Pensó en Andrés, su hijo, que estaría a punto de llegar, pero él tenía llaves; y pensó también en Daniel, su novio, ¿podría ser Daniel? pero también tenía llaves, pues justo la noche anterior se las había dado.
Así que, se trataba de fingir que en la casa no había nadie y con ello disuadir a quién estuviera llamando de seguir haciéndolo y pronto comprendería lo inútil de su intento y se iría, pensó. Se dirigió, sin hacer ruido, al cuarto de baño. Cerró la puerta con sigilo, se miró al espejo y se encontró de nuevo con su desastrada imagen: el pelo revuelto, el rímel corrido haciendo el efecto de una profunda ojera alrededor de sus ojos, los restos de carmín en sus labios blanquecinos, un aspecto detestable que, cada vez más a menudo, se interponía entre ella y ella. Abrió el grifo del agua caliente y el espejo se fue cubriendo de vapor anegando la imagen y alegrando su ánimo; se sentía más cómoda sin verse. A salvo de su propia presencia, y a punto de deshacerse de los últimos indicios que había dejado la noche anterior, volvió a pensar en Daniel. Dudó si darle la llave habría sido una buena idea. Para ella era un gesto de confianza, pero Daniel no había mostrado el más mínimo entusiasmo. En realidad, había sido decepcionante.
Llevaban dos años saliendo. Al principio, se veían un par de veces al mes y, poco a poco, llegaron al encuentro semanal y a la conversación telefónica diaria.
Se quitó la bata y se arremangó el pijama para lavarse las manos sin mojarlo. No tenía intención de quitárselo hasta el día siguiente, demasiada desidia, pero percibió un fuerte olor a sudor, como si su estado de ánimo comenzara a aflorar por cada poro de la piel y un abismo de dejadez le llamara desde el fondo de un acantilado.

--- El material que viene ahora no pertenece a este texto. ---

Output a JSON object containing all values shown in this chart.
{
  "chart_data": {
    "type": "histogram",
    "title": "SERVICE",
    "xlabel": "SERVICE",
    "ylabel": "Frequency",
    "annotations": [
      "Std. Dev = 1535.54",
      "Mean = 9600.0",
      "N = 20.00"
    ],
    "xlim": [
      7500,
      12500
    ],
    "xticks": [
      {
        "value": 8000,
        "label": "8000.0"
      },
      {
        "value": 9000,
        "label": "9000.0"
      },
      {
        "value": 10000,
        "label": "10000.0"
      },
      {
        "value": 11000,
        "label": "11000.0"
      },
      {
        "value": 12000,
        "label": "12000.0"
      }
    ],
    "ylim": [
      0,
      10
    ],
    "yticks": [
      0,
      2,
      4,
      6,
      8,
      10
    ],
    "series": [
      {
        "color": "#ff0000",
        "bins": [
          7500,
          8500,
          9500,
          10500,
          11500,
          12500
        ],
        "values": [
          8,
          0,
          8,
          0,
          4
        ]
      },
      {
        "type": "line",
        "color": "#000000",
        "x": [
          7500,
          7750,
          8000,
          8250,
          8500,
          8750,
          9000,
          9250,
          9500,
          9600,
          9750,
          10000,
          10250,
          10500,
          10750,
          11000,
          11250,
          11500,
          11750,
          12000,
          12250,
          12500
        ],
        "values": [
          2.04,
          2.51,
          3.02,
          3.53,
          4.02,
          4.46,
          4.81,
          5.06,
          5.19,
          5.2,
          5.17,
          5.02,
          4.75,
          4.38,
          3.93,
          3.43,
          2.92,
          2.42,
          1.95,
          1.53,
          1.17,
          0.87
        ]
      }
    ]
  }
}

El timbre volvió a sonar, prolongadamente y con insistencia, como gritando: «Abre, abre de una vez». De pronto, en su cabeza se agolparon: la llave de Daniel, el timbre sonando, su imagen de muñeca rota intentando emerger desde el fondo del espejo y aquel maldito olor a sudor y, en un arrebato de violencia, se imaginó tirando algo contra el espejo, saliendo y gritando a quien estuviera detrás de la puerta: ¡vete! ¡vete para siempre!, ¡no vuelvas nunca más! Pero siguió sentada en el bode de la bañera, reafirmándose, neciamente, en su decisión de no abrir. Con las palmas de las manos presionaba sus oídos, quería ser sorda; contenía, con la boca fruncida, un potente y prolongado grito
– ¡Váyase a la mierdaaaaaa!
Abrió el grifo de la ducha, se desnudó casi arrancándose la ropa y se metió bajo el chorro de agua caliente: «llama, llama, qué no te pienso abrir». Sus pensamientos se fueron ordenando bajo el agua, que mitigaba el sonido del timbre. Daniel volvió a cobrar protagonismo y la noche anterior regresó a su cabeza como si fuera una sucesión de fotogramas.

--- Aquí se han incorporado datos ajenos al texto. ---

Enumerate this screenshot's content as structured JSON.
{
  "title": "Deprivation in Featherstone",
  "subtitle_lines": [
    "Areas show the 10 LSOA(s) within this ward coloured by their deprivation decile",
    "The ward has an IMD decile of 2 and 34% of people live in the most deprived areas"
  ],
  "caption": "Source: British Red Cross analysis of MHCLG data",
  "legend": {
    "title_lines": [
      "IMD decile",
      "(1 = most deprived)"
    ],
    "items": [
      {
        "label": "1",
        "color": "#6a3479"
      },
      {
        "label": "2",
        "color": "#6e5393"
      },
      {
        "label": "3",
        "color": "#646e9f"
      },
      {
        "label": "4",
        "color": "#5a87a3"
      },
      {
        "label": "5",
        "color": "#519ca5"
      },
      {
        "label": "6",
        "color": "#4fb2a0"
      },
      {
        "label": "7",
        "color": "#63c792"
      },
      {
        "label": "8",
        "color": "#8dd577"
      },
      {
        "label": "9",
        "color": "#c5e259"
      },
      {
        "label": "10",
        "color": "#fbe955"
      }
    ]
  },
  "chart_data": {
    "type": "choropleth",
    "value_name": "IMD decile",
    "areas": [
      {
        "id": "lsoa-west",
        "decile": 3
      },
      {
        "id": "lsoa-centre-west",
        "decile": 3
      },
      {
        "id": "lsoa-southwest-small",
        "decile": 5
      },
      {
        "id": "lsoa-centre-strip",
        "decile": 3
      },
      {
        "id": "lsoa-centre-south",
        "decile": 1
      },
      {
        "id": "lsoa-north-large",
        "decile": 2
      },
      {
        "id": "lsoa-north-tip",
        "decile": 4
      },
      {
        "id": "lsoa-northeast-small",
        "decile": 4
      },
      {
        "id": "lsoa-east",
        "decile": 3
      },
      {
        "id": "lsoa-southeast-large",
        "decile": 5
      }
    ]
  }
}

Reconocía que, después de dos años, había síntomas de hastío, incluso, de fastidio, sobre todo cuando se sorprendía pensando: «Con lo que tengo que hacer y que ahora me tenga que arreglar para salir» o «con lo a gusto que estoy en casa, por qué no nos podemos quedar aquí», pero no se atrevía a sugerirlo, como si hacerlo supusiera un paso que aún no tocaba dar; no estaba segura de que esa indecisión dependiera solo de un superficial «me apetece», o «no me apetece», además… igual era a él a quien no le apetecía, pero verbalizarlo podía desbaratarlo todo, así que, siempre que quedaban, ella repetía el ritual de acicalarse con la entrega de quien quiere ignorar que será, de nuevo, una cita predecible: unos vinos por el Barrio Romántico, donde si se encuentran con alguien, la conversación se volverá, incluso, divertida, cena y acabar en la pensión Roman.

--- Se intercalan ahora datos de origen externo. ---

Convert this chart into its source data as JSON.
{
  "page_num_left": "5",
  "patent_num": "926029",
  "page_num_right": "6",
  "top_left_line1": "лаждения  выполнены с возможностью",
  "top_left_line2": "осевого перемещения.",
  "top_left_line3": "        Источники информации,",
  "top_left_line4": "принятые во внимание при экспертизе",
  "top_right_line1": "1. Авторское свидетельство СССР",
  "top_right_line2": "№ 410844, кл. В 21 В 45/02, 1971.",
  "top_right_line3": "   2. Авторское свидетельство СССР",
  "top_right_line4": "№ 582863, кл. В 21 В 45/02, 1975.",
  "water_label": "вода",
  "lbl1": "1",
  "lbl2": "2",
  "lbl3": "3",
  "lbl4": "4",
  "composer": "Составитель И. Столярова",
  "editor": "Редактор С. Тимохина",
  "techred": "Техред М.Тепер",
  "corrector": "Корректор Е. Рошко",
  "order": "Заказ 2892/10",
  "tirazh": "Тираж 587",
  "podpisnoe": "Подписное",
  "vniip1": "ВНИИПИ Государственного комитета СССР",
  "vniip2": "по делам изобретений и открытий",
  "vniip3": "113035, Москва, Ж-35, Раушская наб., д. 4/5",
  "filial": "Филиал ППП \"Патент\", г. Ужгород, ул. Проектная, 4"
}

La tarde anterior se habían tomado solos un par de vinos por el Barrio Romantico. Daniel había reservado para cenar en el Brulé. Pateaban las aceras en perfecta armonía, él la agarraba por el hombro y, de vez en cuando, la apretaba contra su costado en un gesto tierno. Ella, con las manos metidas en los bolsillos del abrigo, acomodaba su paso al de Daniel y se dejaba querer encantada, aunque siguiera pensando que esa noche hubiera preferido quedarse en casa.